I know that sounds slightly extreme, but it used to be a lot worse for me. Whenever I’d lose or my favorite team would lose, it used to depress me for days. Not minutes. Not hours. Days. The worst was whenever my beloved Oregon Ducks would lose a football game.
Growing up, the Ducks used to lose often, so fall was always a rough time for my heart. But once I hit high school, winning became a regular thing for the Ducks. It got to the point that in my freshman year of college—attending the University of Oregon, of course—the Ducks were well on their way to go to the national championship game, led by the Heisman-trophy-candidate quarterback, Dennis Dixon.
But while playing Arizona, Dixon’s knee gave out, a season-ending injury. Without their starting quarterback, the Ducks flailed and lost the game, forfeiting all national championship aspirations. They limped through the remainder of the season.
Needless to say, I was devastated. This was the worst loss of them all. I wasn’t just depressed, I was angry. I felt like this had been some sick cosmic joke, to come so far over the years just to fall flat. It was unjust.
Trying to cope with the loss, some friends wanted to watch a movie. If something else occupied our minds, then maybe we would feel better. Someone chose the movie Blood Diamond, which had come out on DVD not too long before. If you don’t know, Blood Diamond is a movie about conflict diamonds and how they are used to fund rebel armies who use child soldiers to wage their wars. It’s a gruesome but very well-made film.

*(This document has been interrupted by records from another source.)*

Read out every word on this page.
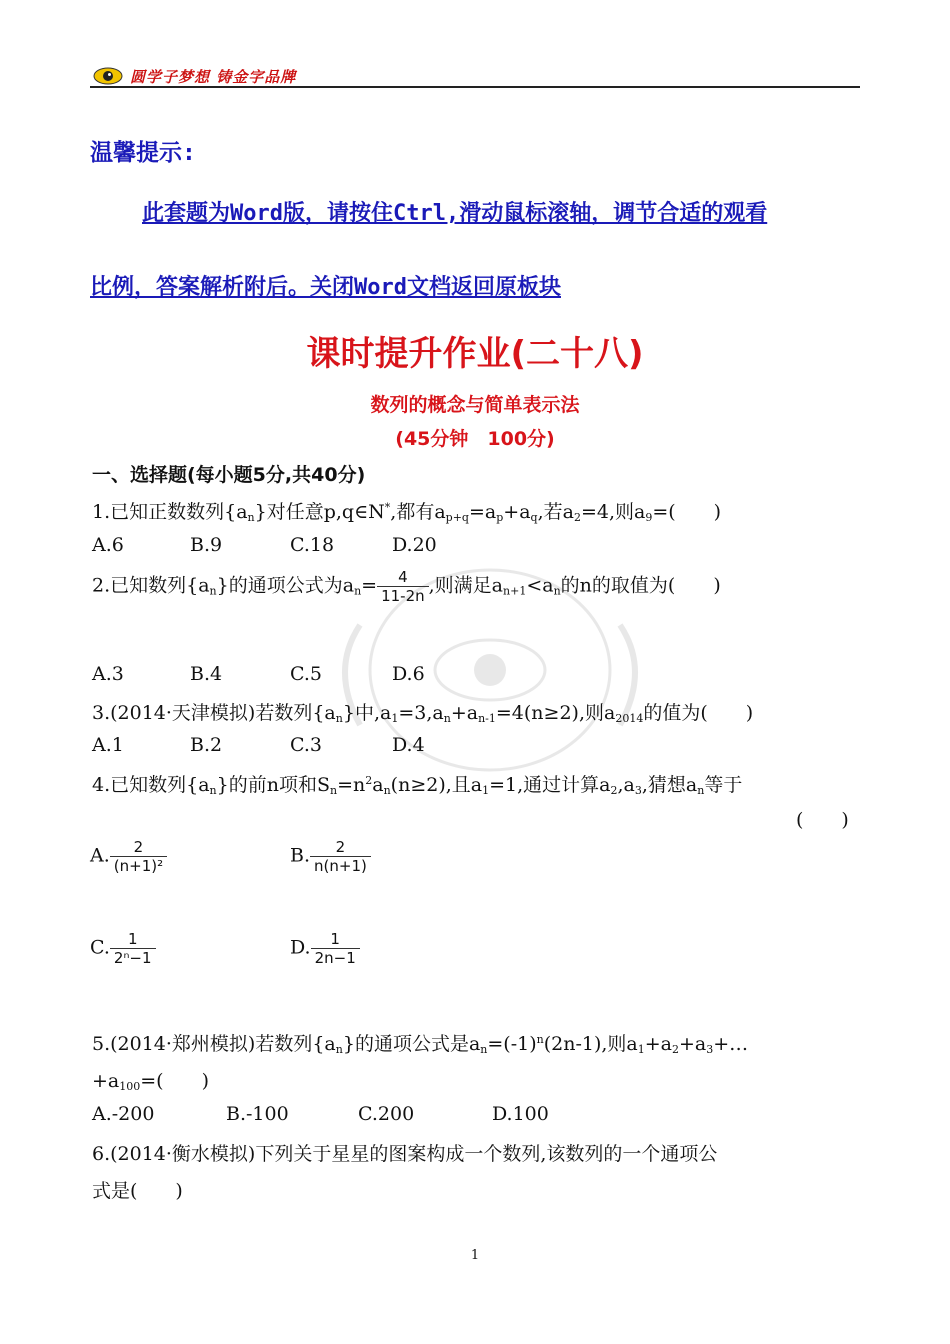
圆学子梦想 铸金字品牌
温馨提示:
此套题为Word版，请按住Ctrl,滑动鼠标滚轴，调节合适的观看
比例，答案解析附后。关闭Word文档返回原板块
课时提升作业(二十八)
数列的概念与简单表示法
(45分钟　100分)
一、选择题(每小题5分,共40分)
1.已知正数数列$\{a_n\}$对任意p,q∈N*,都有$a_{p+q}=a_p+a_q$,若$a_2=4$,则$a_9=$(　　)
A.6	B.9	C.18	D.20
2.已知数列$\{a_n\}$的通项公式为$a_n= \frac{4}{11-2n}$ ,则满足$a_{n+1}<a_n$的n的取值为(　　)
A.3	B.4	C.5	D.6
3.(2014·天津模拟)若数列$\{a_n\}$中$,a_1=3,a_n+a_{n-1}=4(n\ge 2)$,则$a_{2014}$的值为(　　)
A.1	B.2	C.3	D.4
4.已知数列$\{a_n\}$的前n项和$S_n=n^2a_n(n\ge 2)$,且$a_1=1$,通过计算$a_2,a_3$,猜想$a_n$等于
(　　)
A. $\frac{2}{\text{(n+1)²}}$	B. $\frac{2}{n(n+1)}$
C. $\frac{1}{\text{2ⁿ−1}}$	D. $\frac{1}{2n-1}$
5.(2014·郑州模拟)若数列$\{a_n\}$的通项公式是$a_n=(-1)^n(2n-1)$,则$a_1+a_2+a_3+\dots$
$+a_{100}=$(　　)
A.-200	B.-100	C.200	D.100
6.(2014·衡水模拟)下列关于星星的图案构成一个数列,该数列的一个通项公
式是(　　)
1
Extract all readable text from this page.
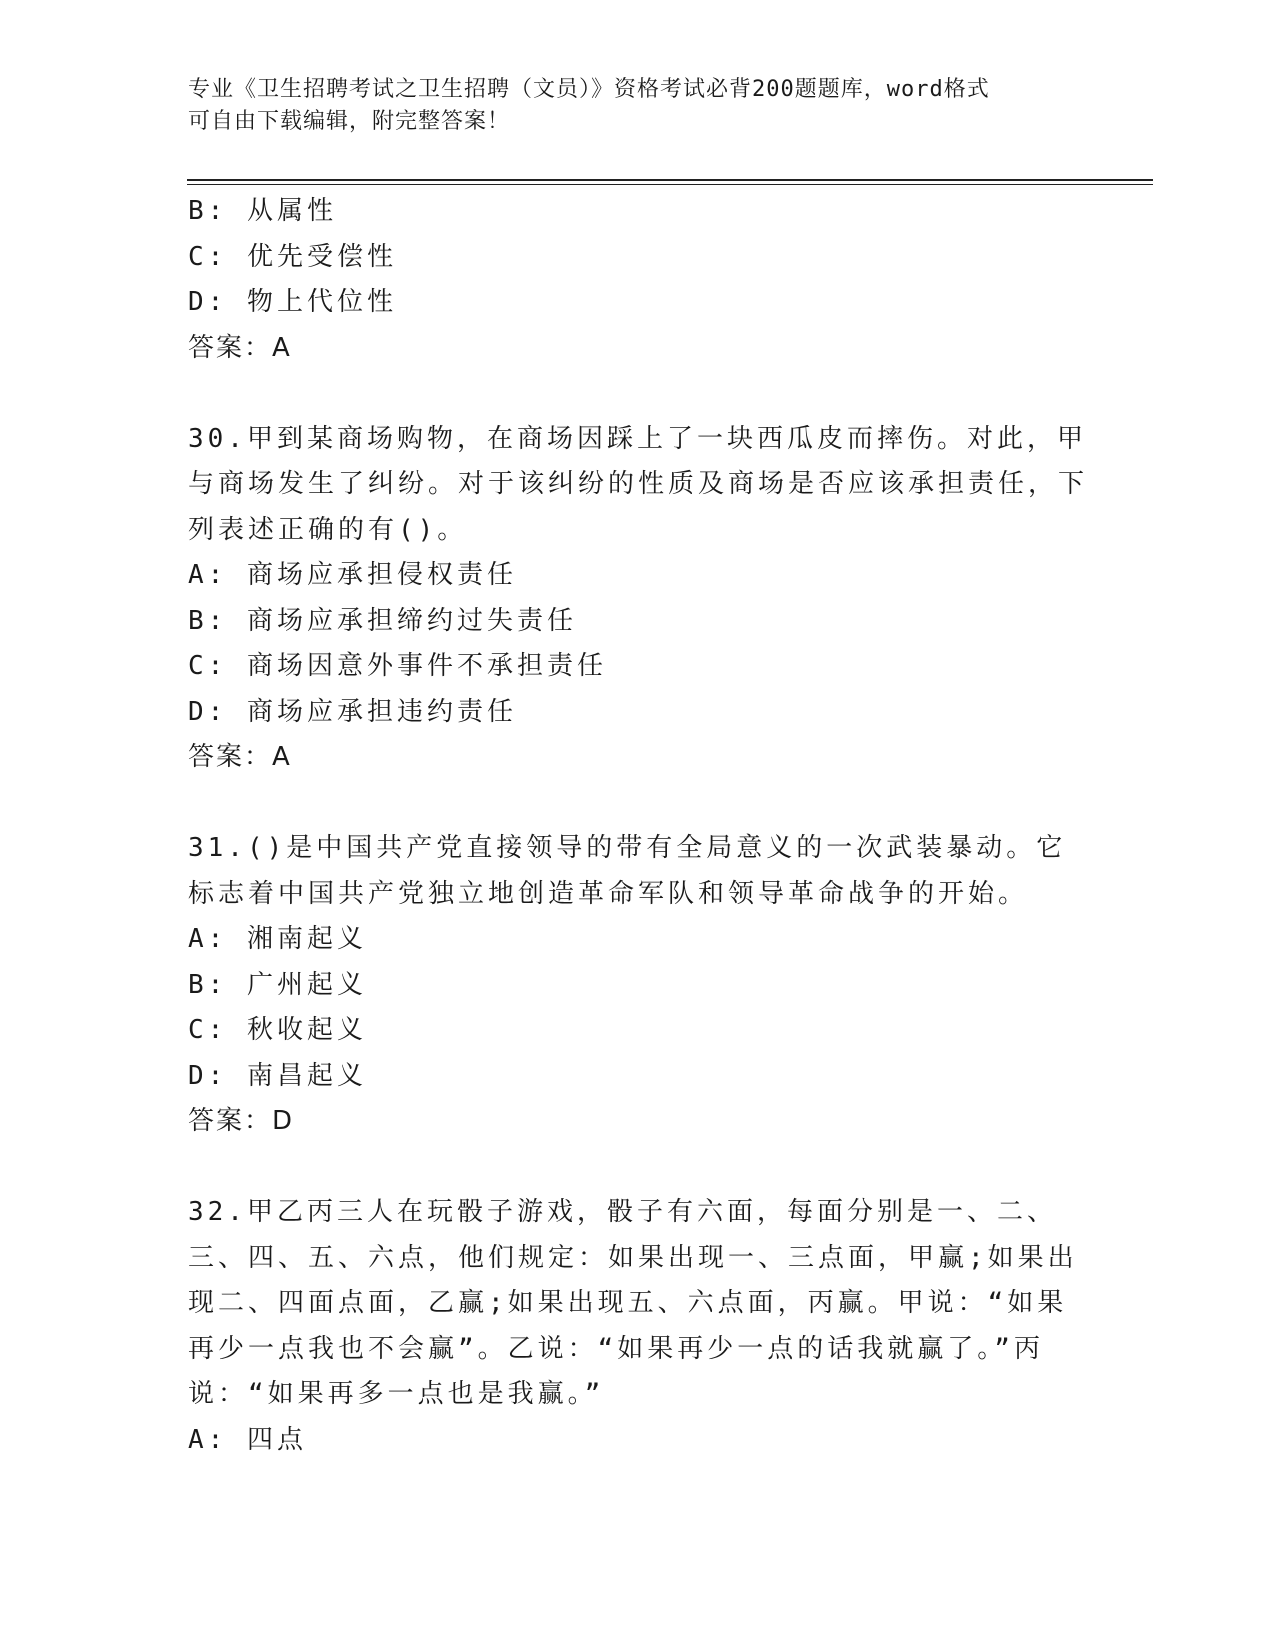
专业《卫生招聘考试之卫生招聘（文员）》资格考试必背200题题库，word格式
可自由下载编辑，附完整答案！
B: 从属性
C: 优先受偿性
D: 物上代位性
答案：A
30.甲到某商场购物，在商场因踩上了一块西瓜皮而摔伤。对此，甲与商场发生了纠纷。对于该纠纷的性质及商场是否应该承担责任，下列表述正确的有()。
A: 商场应承担侵权责任
B: 商场应承担缔约过失责任
C: 商场因意外事件不承担责任
D: 商场应承担违约责任
答案：A
31.()是中国共产党直接领导的带有全局意义的一次武装暴动。它标志着中国共产党独立地创造革命军队和领导革命战争的开始。
A: 湘南起义
B: 广州起义
C: 秋收起义
D: 南昌起义
答案：D
32.甲乙丙三人在玩骰子游戏，骰子有六面，每面分别是一、二、三、四、五、六点，他们规定：如果出现一、三点面，甲赢;如果出现二、四面点面，乙赢;如果出现五、六点面，丙赢。甲说：“如果再少一点我也不会赢”。乙说：“如果再少一点的话我就赢了。”丙说：“如果再多一点也是我赢。”
A: 四点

There’s this one scene in the movie where the rebel general invades a village looking for new boys to join his army and slaves to mine for diamonds. The general massacres much of the village and rounds up all the males, boys and men. Hands get chopped off. Mothers get shot. It’s horrible.
I remember watching the scene and feeling disturbed because the crimes committed were so wrong. But then I suddenly felt more disturbed. I realized that although I was moved by this injustice, I was not angered by it—not like how I was angered by the supposed injustice of the Duck game. I was more furious about a football game than I was about an evil man brainwashing children to kill people. I remember thinking, I am a horrible human being. Football doesn’t matter as much as people.
Jesus took me to the mat for that one. Thankfully, from that point on I’ve had a sobered perspective on losing. Sometimes I have an initial emotional reflex, but it’s always tempered with that memory.
A couple years later, the Oregon Ducks actually ended up going the national championship game but we lost because of a last second field goal. I was fine. Watching the game was actually one of the most fun experiences of my college career.
I’m not saying losing should be easy. I understand the pain of losing a game. In a high school soccer playoff game, I missed a penalty kick that would’ve tied the game. Instead, we lost because of me. The pain is real, especially for the players and coaches. I’m not going to take that away from anyone. But I do know that sports is just a part of life, not life itself. While we’re losing games, people are losing loved ones. We should consider ourselves blessed when the most traumatic event in our life is just losing a game.
At the same time, we shouldn’t devalue the losses. Don’t pretend like they never happened. They’re tools to teach us, grow us. In many ways, you learn more when you lose than when you win. There is such a thing as getting back on the horse, stepping back into the ring, and the come-from-behind win.
Everyone is going to lose at some point, definitely in sports but also in life. The question is not if you will lose, but how will you react.